Go Girls (and Go Folk) the world over are a daily reminder that we're all moving, shaking, and changing the world with every step on a plane, every backpack zipped, every tijn spent. Somehow, wherever we're from and wherever we're going, we always manage to keep ourselves in motion. It's unbelievably inspiring. So as a movement, as a tour de force, let's brainstorm. How can we keep ourselves going against not logistical odds, but sociopolitical odds? How can we make and preserve lasting change?

How can we get our fucks back?

1 comment:

  1. Maybe it's because we grew up in the same town (heck, practically on the same street!) but I have been just as surprised by this rolling back of women's rights, and just as embarrassed to admit that I've been naive.

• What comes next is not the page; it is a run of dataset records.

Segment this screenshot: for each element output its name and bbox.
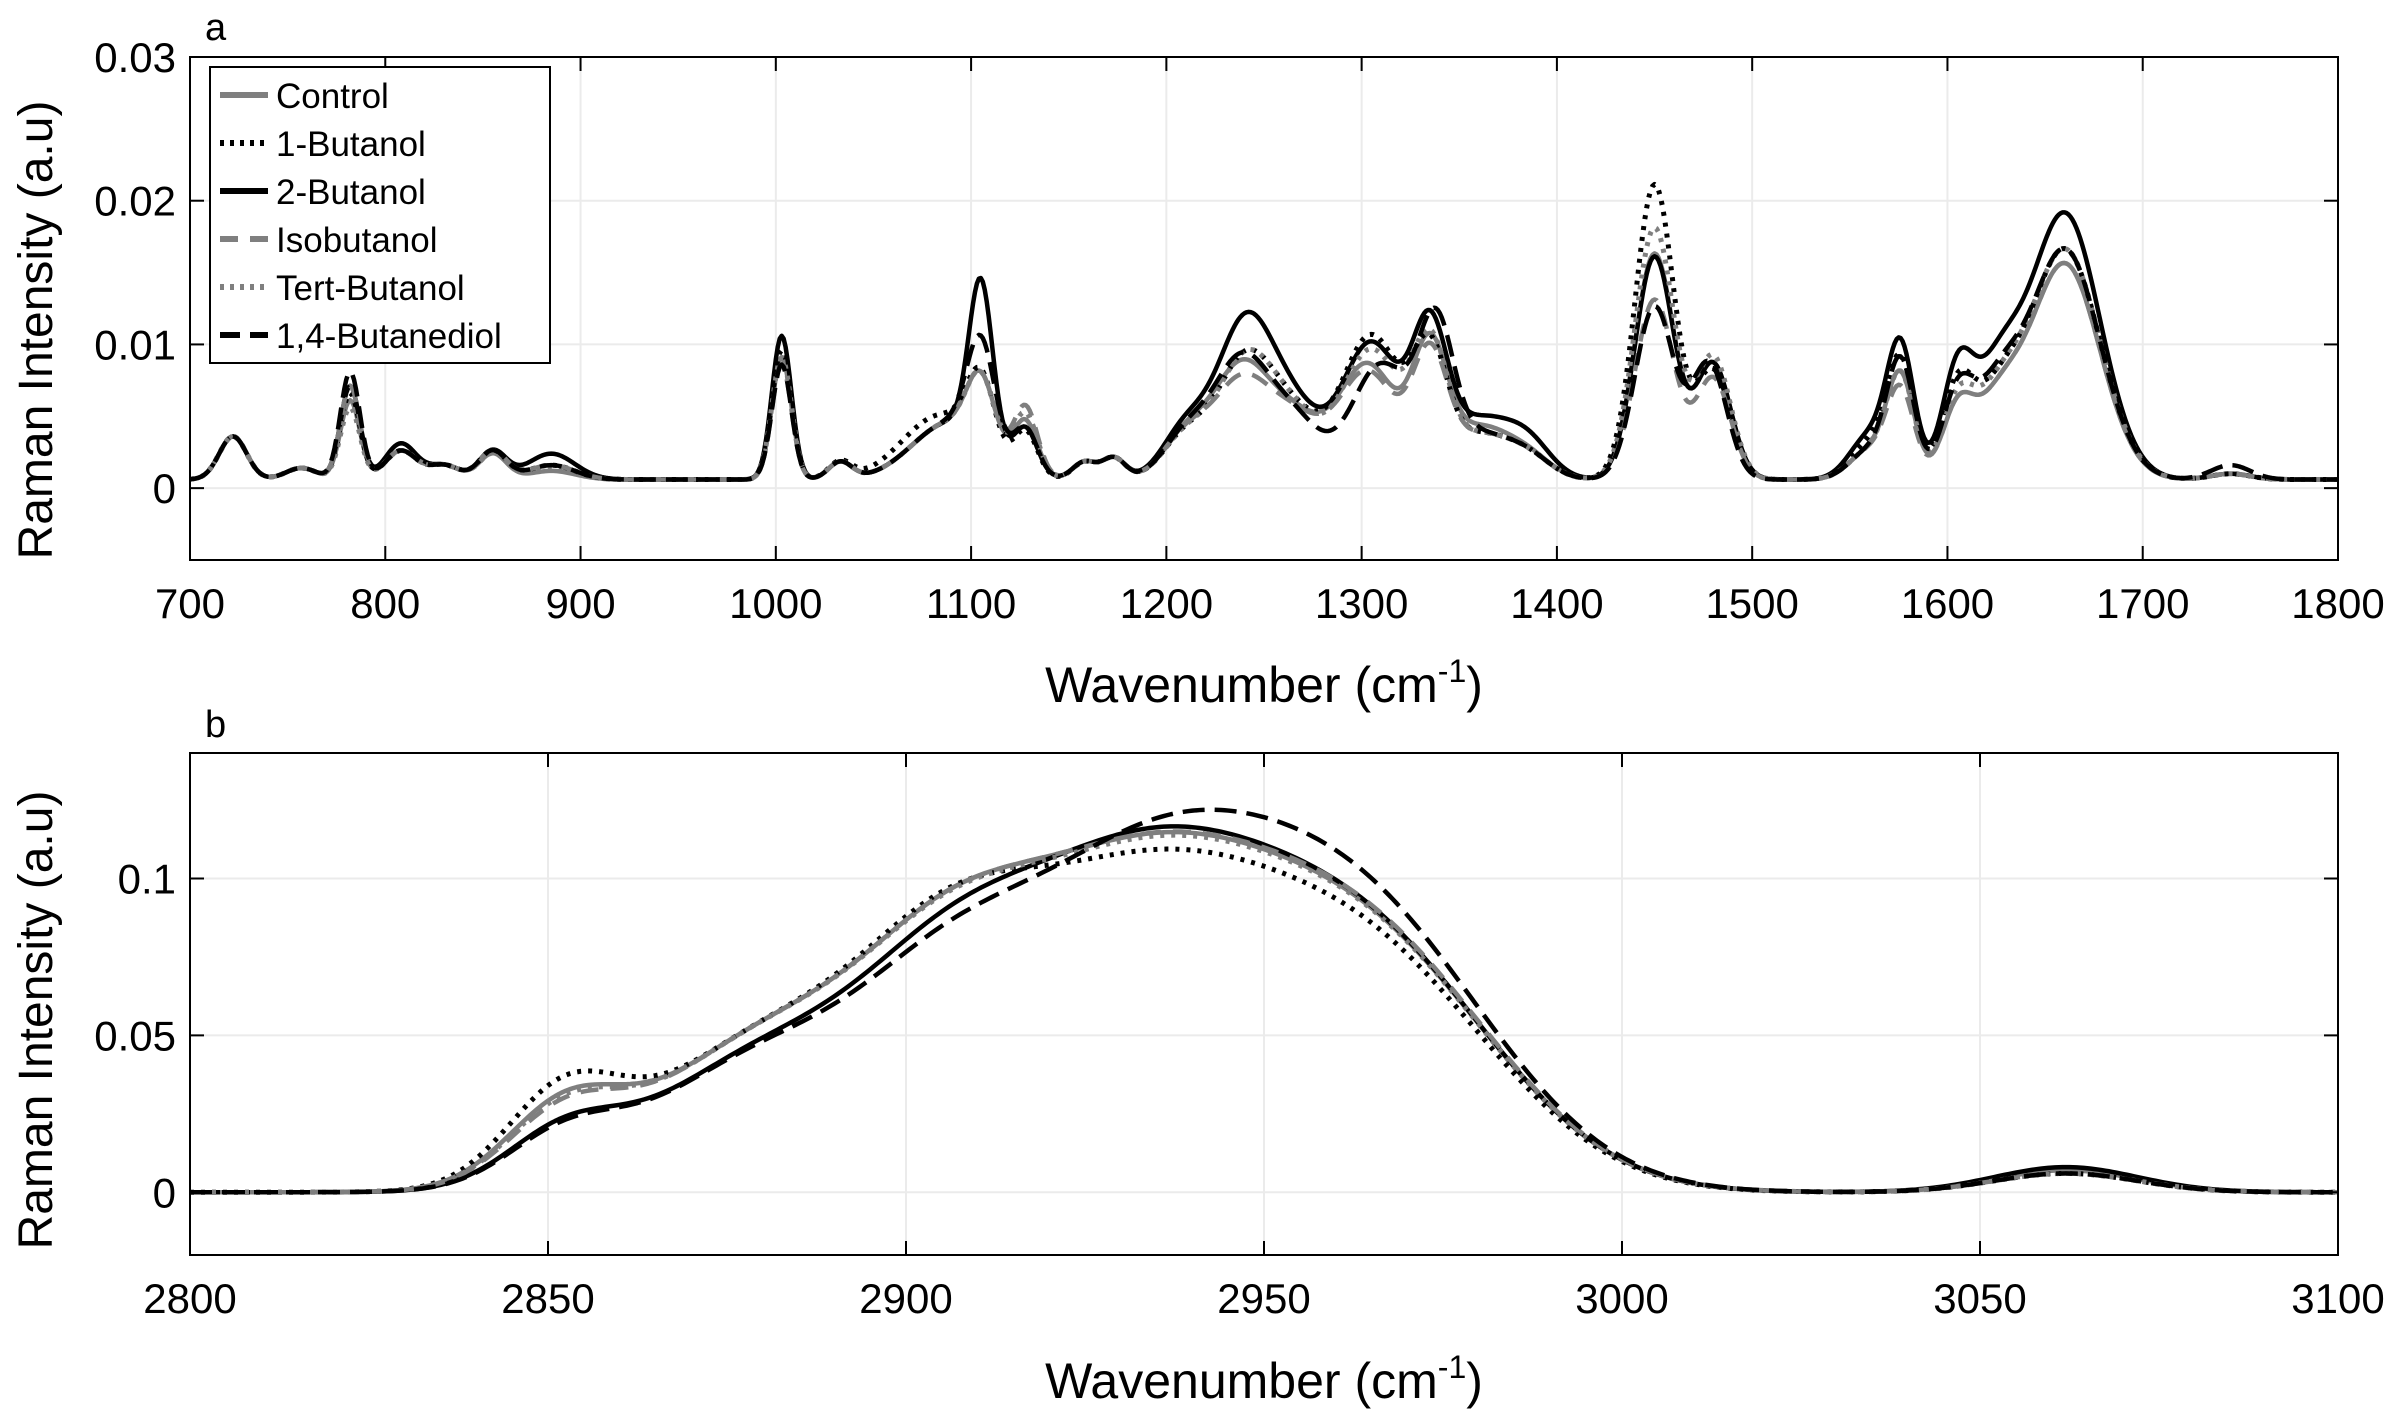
legend-entry-isobutanol: Isobutanol: [220, 221, 438, 260]
panel-b-chart: b 2800 2850 2900 2950 3000 3050 3100 00.050.1 …: [10, 704, 2385, 1409]
panel-a-x-tick-label: 800: [350, 580, 420, 627]
panel-a-y-tick-label: 0.02: [94, 178, 176, 225]
panel-a-x-tick-label: 1800: [2291, 580, 2384, 627]
panel-b-y-axis-label: Raman Intensity (a.u): [10, 791, 63, 1250]
panel-b-x-tick-label: 3000: [1575, 1275, 1668, 1322]
panel-a-series-group: [189, 181, 2339, 483]
panel-a-x-tick-label: 1300: [1315, 580, 1408, 627]
panel-a-y-tick-label: 0.01: [94, 321, 176, 368]
legend-entry-tert-butanol: Tert-Butanol: [220, 269, 465, 308]
panel-b-x-axis-label: Wavenumber (cm-1): [1045, 1349, 1483, 1409]
panel-a-x-axis-label: Wavenumber (cm-1): [1045, 653, 1483, 713]
panel-b-x-tick-label: 2950: [1217, 1275, 1310, 1322]
legend-box: [209, 66, 551, 364]
panel-b-label: b: [205, 704, 226, 746]
legend-entry-2-butanol: 2-Butanol: [220, 173, 426, 212]
panel-a-y-tick-label: 0: [153, 465, 176, 512]
panel-b-x-tick-label: 3100: [2291, 1275, 2384, 1322]
legend-entry-control: Control: [220, 77, 389, 116]
panel-a-x-tick-label: 1600: [1901, 580, 1994, 627]
legend-label-1-butanol: 1-Butanol: [276, 125, 426, 164]
panel-a-x-tick-label: 700: [155, 580, 225, 627]
panel-b-x-tick-label: 2800: [143, 1275, 236, 1322]
panel-a-x-tick-label: 1200: [1120, 580, 1213, 627]
panel-b-series-2-butanol: [190, 824, 2338, 1195]
legend-label-tert-butanol: Tert-Butanol: [276, 269, 465, 308]
panel-b-y-tick-label: 0.05: [94, 1012, 176, 1059]
panel-a-label: a: [205, 7, 227, 49]
legend-entry-1-butanol: 1-Butanol: [220, 125, 426, 164]
legend-label-1-4-butanediol: 1,4-Butanediol: [276, 317, 502, 356]
panel-a-y-tick-label: 0.03: [94, 34, 176, 81]
panel-b-y-tick-label: 0: [153, 1169, 176, 1216]
panel-a-x-tick-label: 1400: [1510, 580, 1603, 627]
panel-b-series-1-4-butanediol: [190, 807, 2339, 1195]
panel-b-x-tick-label: 3050: [1933, 1275, 2026, 1322]
legend-label-control: Control: [276, 77, 389, 116]
panel-a-series-1-4-butanediol: [189, 246, 2339, 482]
legend: Control 1-Butanol 2-Butanol Isobutanol T…: [209, 66, 551, 364]
legend-label-2-butanol: 2-Butanol: [276, 173, 426, 212]
panel-a-x-tick-label: 1700: [2096, 580, 2189, 627]
panel-b-series-group: [190, 807, 2339, 1195]
panel-a-series-2-butanol: [189, 210, 2339, 482]
legend-label-isobutanol: Isobutanol: [276, 221, 438, 260]
panel-a-x-tick-label: 900: [546, 580, 616, 627]
panel-b-y-tick-label: 0.1: [118, 856, 176, 903]
panel-a-x-tick-label: 1100: [926, 580, 1016, 627]
panel-b-x-tick-label: 2900: [859, 1275, 952, 1322]
panel-b-x-tick-label: 2850: [501, 1275, 594, 1322]
panel-b-series-1-butanol: [190, 846, 2339, 1195]
panel-a-series-1-butanol: [189, 181, 2339, 483]
panel-a-chart: a 700 800 900 1000 1100 1200 1300 1400 1500 1600 1…: [10, 7, 2385, 713]
panel-a-series-tert-butanol: [189, 225, 2339, 483]
panel-a-x-tick-label: 1500: [1705, 580, 1798, 627]
legend-entry-1-4-butanediol: 1,4-Butanediol: [220, 317, 502, 356]
panel-a-x-tick-label: 1000: [729, 580, 822, 627]
panel-a-y-axis-label: Raman Intensity (a.u): [10, 101, 63, 560]
panel-a-series-isobutanol: [189, 260, 2339, 482]
panel-a-axes-frame: [189, 56, 2339, 561]
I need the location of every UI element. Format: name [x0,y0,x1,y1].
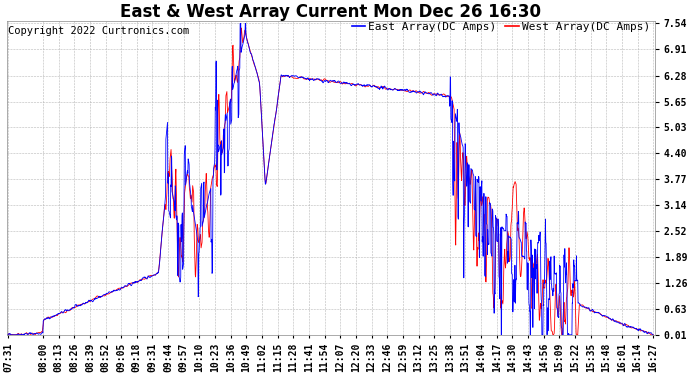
Title: East & West Array Current Mon Dec 26 16:30: East & West Array Current Mon Dec 26 16:… [120,3,541,21]
Legend: East Array(DC Amps), West Array(DC Amps): East Array(DC Amps), West Array(DC Amps) [347,18,655,37]
Text: Copyright 2022 Curtronics.com: Copyright 2022 Curtronics.com [8,26,189,36]
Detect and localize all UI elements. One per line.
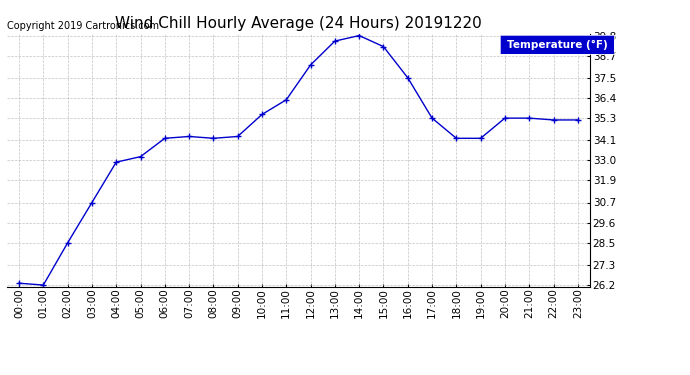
Title: Wind Chill Hourly Average (24 Hours) 20191220: Wind Chill Hourly Average (24 Hours) 201… — [115, 16, 482, 31]
Text: Copyright 2019 Cartronics.com: Copyright 2019 Cartronics.com — [7, 21, 159, 31]
Text: Temperature (°F): Temperature (°F) — [506, 40, 608, 50]
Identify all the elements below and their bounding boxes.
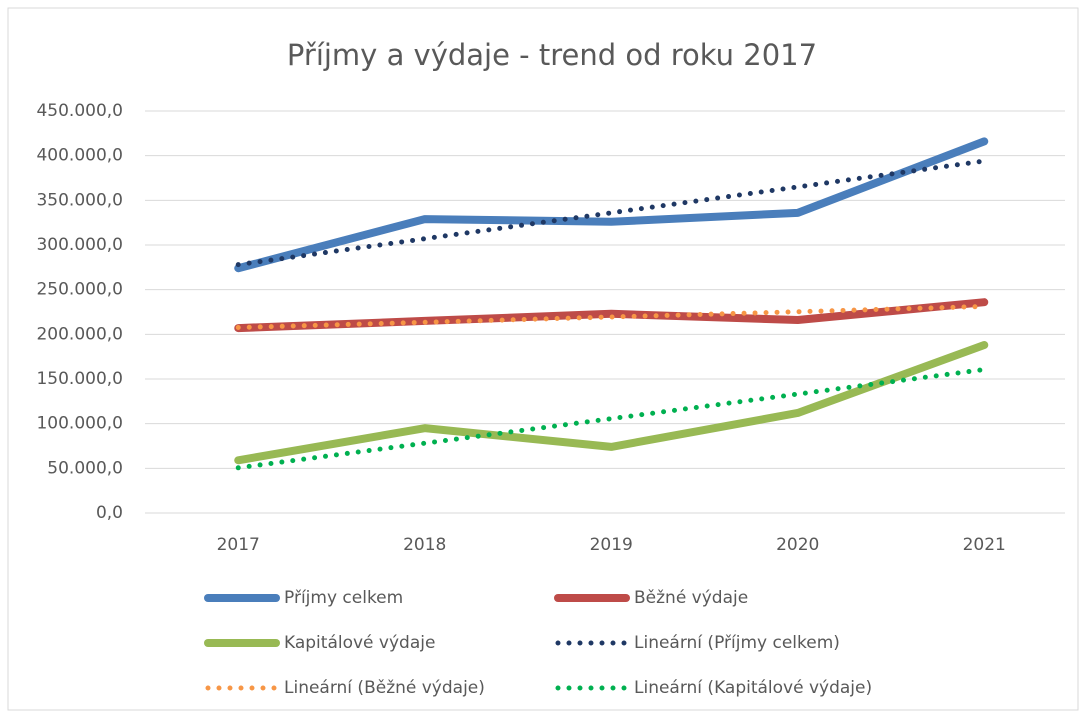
legend-label: Lineární (Běžné výdaje): [284, 678, 485, 698]
series-line: [234, 341, 989, 465]
legend-label: Kapitálové výdaje: [284, 633, 435, 653]
x-tick-label: 2017: [217, 535, 260, 555]
x-tick-label: 2018: [403, 535, 446, 555]
y-tick-label: 50.000,0: [47, 458, 123, 478]
x-tick-label: 2021: [963, 535, 1006, 555]
y-tick-label: 350.000,0: [36, 190, 123, 210]
series-line: [234, 137, 989, 273]
x-tick-label: 2019: [590, 535, 633, 555]
y-tick-label: 0,0: [96, 503, 123, 523]
series-line: [235, 158, 987, 268]
legend-label: Běžné výdaje: [634, 588, 748, 608]
legend-label: Příjmy celkem: [284, 588, 403, 608]
y-tick-label: 200.000,0: [36, 324, 123, 344]
y-tick-label: 250.000,0: [36, 280, 123, 300]
x-tick-label: 2020: [776, 535, 819, 555]
series-line: [234, 298, 989, 333]
series-line: [235, 367, 987, 471]
legend-label: Lineární (Příjmy celkem): [634, 633, 840, 653]
series-line: [235, 303, 987, 331]
chart-border: [7, 7, 1079, 711]
y-tick-label: 100.000,0: [36, 414, 123, 434]
y-tick-label: 300.000,0: [36, 235, 123, 255]
chart-title: Příjmy a výdaje - trend od roku 2017: [287, 38, 817, 72]
y-tick-label: 400.000,0: [36, 146, 123, 166]
legend-label: Lineární (Kapitálové výdaje): [634, 678, 872, 698]
y-tick-label: 150.000,0: [36, 369, 123, 389]
y-tick-label: 450.000,0: [36, 101, 123, 121]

    In each presidential election I've voted in so far in my life (just two), I've always taken the view that abortion shouldn't be a major part of my decision, because I didn't see Roe v. Wade going anywhere. For awhile, courting the moderate vote was so important that presidential candidates took very, very similar stances on the policy.

    When my sister used McCain's and Obama's stances on abortion as the key issue to decide her vote in the last election, I rolled my eyes and said, "Roe v. Wade is going nowhere - focus on other issues." Now I see that even if Roe v. Wade does remain intact, states can and will push through legislation that prevents doctors from providing abortions on some technicality.

    I think the problem is that as Americans we don't have enough history to look back on, and what we do have is taught with an emphasis on forward movement - yes, slavery happened, but then it ended. Yes, women of any race still had no vote, but now they do. Yes, segregation was a problem, but now that's illegal. And yes, there are still problems, but they'll keep getting better.

    But that's not how history works. Social change comes from groups pushing for it, and groups push for any number of changes.